Setting up required code:

Code
top_routes <- intl_flights_city_pairs_prep_df %>% 
  filter(year ==2019) %>% 
  group_by(route) %>% 
  summarise(passengers_total = sum(passengers_total)) %>% 
  ungroup() %>%
  slice_max(passengers_total, n=150) %>% 
  select(route) %>% 
  pull() %>% 
  as.character()

routes <- intl_flights_city_pairs_prep_df %>% 
  filter(route %in% top_routes) %>% 
  select(route,australian_city, international_city,
         aust_city_lat,aust_city_lng,
         intl_city_lat,intl_city_lng) %>% 
  unique()

And the resulting map:

Code
# A function to plot routes
plot_routes=function( dep_lon, dep_lat, arr_lon, arr_lat, ...){
  inter <- gcIntermediate(c(dep_lon, dep_lat), c(arr_lon, arr_lat), n=50, addStartEnd=TRUE, breakAtDateLine=F)             
  inter=data.frame(inter)
  diff_of_lon=abs(dep_lon) + abs(arr_lon)
  if(diff_of_lon > 180){
    lines(subset(inter, lon>=0), ...)
    lines(subset(inter, lon<0), ...)
  }else{
    lines(inter, ...)
  }
}

# background map
par(mar=c(0,0,0,0))
map('world',col="gray", fill=TRUE, bg="white", 
    lwd=0.05,border=0, mar=rep(0,4),ylim=c(-75,75) )
title("International Flight Routes - Australia 2019")

# add all selected routes:
for(i in 1:nrow(routes)){
  plot_routes(routes$aust_city_lng[i], 
              routes$aust_city_lat[i], 
              routes$intl_city_lng[i], 
              routes$intl_city_lat[i], 
              col="blue", lwd=1)
}

# add points and names of cities
points(x=routes$intl_city_lng, 
       y=routes$intl_city_lat, col="slateblue", cex=2, pch=20)
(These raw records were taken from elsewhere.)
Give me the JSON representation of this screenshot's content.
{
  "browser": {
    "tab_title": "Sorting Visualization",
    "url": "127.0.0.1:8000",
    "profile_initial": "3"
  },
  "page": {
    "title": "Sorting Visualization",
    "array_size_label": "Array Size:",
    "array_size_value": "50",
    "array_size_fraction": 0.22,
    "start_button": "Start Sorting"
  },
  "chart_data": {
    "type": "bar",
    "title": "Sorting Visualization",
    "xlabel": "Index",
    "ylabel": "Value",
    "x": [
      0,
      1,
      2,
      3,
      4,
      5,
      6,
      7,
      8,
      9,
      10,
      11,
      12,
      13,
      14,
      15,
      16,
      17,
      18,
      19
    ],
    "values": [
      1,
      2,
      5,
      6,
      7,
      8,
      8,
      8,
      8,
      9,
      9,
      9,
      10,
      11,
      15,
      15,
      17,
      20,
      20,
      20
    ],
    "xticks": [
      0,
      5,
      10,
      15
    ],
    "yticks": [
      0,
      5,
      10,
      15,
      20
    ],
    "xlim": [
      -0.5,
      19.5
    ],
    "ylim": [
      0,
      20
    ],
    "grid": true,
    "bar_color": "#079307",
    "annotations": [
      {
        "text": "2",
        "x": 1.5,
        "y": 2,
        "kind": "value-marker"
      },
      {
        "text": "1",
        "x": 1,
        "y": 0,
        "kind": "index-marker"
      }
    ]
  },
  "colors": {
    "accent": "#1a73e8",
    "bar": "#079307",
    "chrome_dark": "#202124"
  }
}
The above map is a bit(!) overloaded, because I left all routes in (to pick up London, New York etc). We can play with that in a more dynamic environment, probably Shiny (or even Power Bi)

As mentioned, the great circle mapping was a bit of a pain to do, but actually quite simple once you find the correct approach. I will improve this as time permits!